La elección de adaptar a carne y hueso esta historia no es loca, pues es una apuesta exitosa seguro. Tampoco lo es elegir a Koreeda como director, pues su cine siempre ha tenido un gran poso dramático, y él ha tenido mucha habilidad para dirigir y retratar a niños (en Monster, por ejemplo). Lo que sí es raro es que el festival decidiera admitirle en la competición, que aun teniendo hueco reservado por ser quien es, la película me parecía que no cuadraba con el resto de selección.

Sin embargo, ayer salí muy sorprendido de la proyección. No he leído/visto el material previo, por lo que no sé hasta qué punto funcionará si eres fan de lo ya existente, pero la sensación que me dio al salir del pase de prensa es que todo el mundo había disfrutado mucho.

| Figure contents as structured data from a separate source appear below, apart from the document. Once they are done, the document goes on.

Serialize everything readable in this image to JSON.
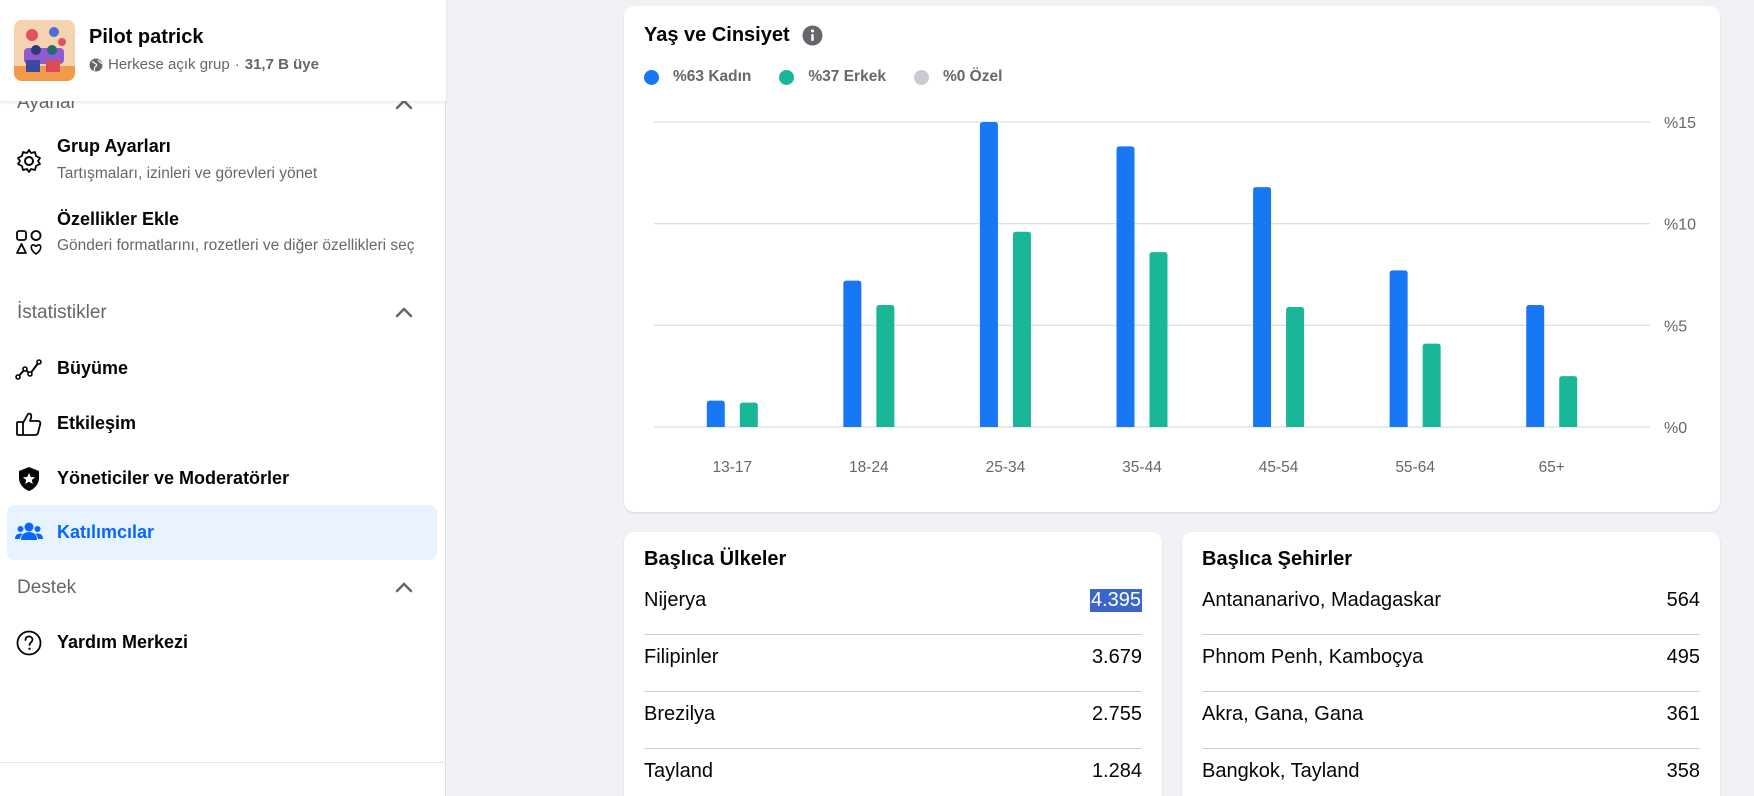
{
  "group": {
    "name": "Pilot patrick",
    "privacy": "Herkese açık grup",
    "separator": "·",
    "members": "31,7 B üye"
  },
  "sidebar": {
    "settings_section": "Ayarlar",
    "settings_items": [
      {
        "label": "Grup Ayarları",
        "desc": "Tartışmaları, izinleri ve görevleri yönet",
        "icon": "gear-icon"
      },
      {
        "label": "Özellikler Ekle",
        "desc": "Gönderi formatlarını, rozetleri ve diğer özellikleri seç",
        "icon": "shapes-icon"
      }
    ],
    "insights_section": "İstatistikler",
    "insights_items": [
      {
        "label": "Büyüme",
        "icon": "growth-icon"
      },
      {
        "label": "Etkileşim",
        "icon": "thumbs-up-icon"
      },
      {
        "label": "Yöneticiler ve Moderatörler",
        "icon": "shield-star-icon"
      },
      {
        "label": "Katılımcılar",
        "icon": "people-icon",
        "active": true
      }
    ],
    "support_section": "Destek",
    "support_items": [
      {
        "label": "Yardım Merkezi",
        "icon": "question-icon"
      }
    ]
  },
  "age_gender": {
    "title": "Yaş ve Cinsiyet",
    "legend": {
      "women": "%63 Kadın",
      "men": "%37 Erkek",
      "custom": "%0 Özel"
    }
  },
  "colors": {
    "women": "#1877f2",
    "men": "#19b797",
    "custom": "#c8cbd0",
    "accent": "#0866ff"
  },
  "chart_data": {
    "type": "bar",
    "title": "Yaş ve Cinsiyet",
    "categories": [
      "13-17",
      "18-24",
      "25-34",
      "35-44",
      "45-54",
      "55-64",
      "65+"
    ],
    "series": [
      {
        "name": "Kadın",
        "values": [
          1.3,
          7.2,
          15.0,
          13.8,
          11.8,
          7.7,
          6.0
        ]
      },
      {
        "name": "Erkek",
        "values": [
          1.2,
          6.0,
          9.6,
          8.6,
          5.9,
          4.1,
          2.5
        ]
      }
    ],
    "y_ticks": [
      "%0",
      "%5",
      "%10",
      "%15"
    ],
    "y_tick_values": [
      0,
      5,
      10,
      15
    ],
    "ylim": [
      0,
      15
    ],
    "ylabel_position": "right",
    "grid": true
  },
  "top_countries": {
    "title": "Başlıca Ülkeler",
    "rows": [
      {
        "name": "Nijerya",
        "value": "4.395"
      },
      {
        "name": "Filipinler",
        "value": "3.679"
      },
      {
        "name": "Brezilya",
        "value": "2.755"
      },
      {
        "name": "Tayland",
        "value": "1.284"
      }
    ]
  },
  "top_cities": {
    "title": "Başlıca Şehirler",
    "rows": [
      {
        "name": "Antananarivo, Madagaskar",
        "value": "564"
      },
      {
        "name": "Phnom Penh, Kamboçya",
        "value": "495"
      },
      {
        "name": "Akra, Gana, Gana",
        "value": "361"
      },
      {
        "name": "Bangkok, Tayland",
        "value": "358"
      }
    ]
  }
}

Y a veces, aunque las películas sean buenas, no se crea esa unanimidad.
Es verdad que la complejidad de la película no es mucha en comparación con Possible love, por ejemplo, porque realmente se limita a contar la historia de amistad entre dos niñas que escriben y dibujan manga juntas, y no hace ningún retrato del lugar donde viven o de las personas de su alrededor, pero tampoco lo necesita.

Koreeda es consciente de esa sencillez y la explota al máximo: utiliza más planos fijos en vez del movimiento lento pero constante que sus películas acostumbran a tener, para poder crear imágenes aún más bellas y que, de alguna manera, parece que tienen un toque fantástico. Y lo consigue al adaptar algunas de las viñetas más famosas (y probablemente muchas más que yo no conozco), y aunque “calque” en algunos momentos, esto está muy lejos de los remakes sin alma de Disney, por ejemplo.
Y funciona porque, aunque las imágenes sean similares, se esmera en darle una humanidad a la cinta que le otorga una entidad propia. Sentí que estaba viendo otra película más de su filmografía, aunque en este caso estuviera contando algo diferente a las últimas historias que ha contado. Además, las actuaciones del reparto son fantásticas, y tiene una fotografía y banda sonora geniales.

El mayor problema que le puedo encontrar a la película es que en su parte final efectúa unos giros que me convencen en fondo, pero no en forma, pues no quedan del todo bien resueltos (dejando momentos en los que no entiendes muy bien lo que está haciendo el personaje) o algún flashback que quizás no era necesario.
En términos generales estamos hablando de una de las películas del Festival, y aunque quizás no llegue a ser nada súper original o innovador, es el pase que más he disfrutado en estos 5 días, entreteniéndome y emocionándome a partes iguales.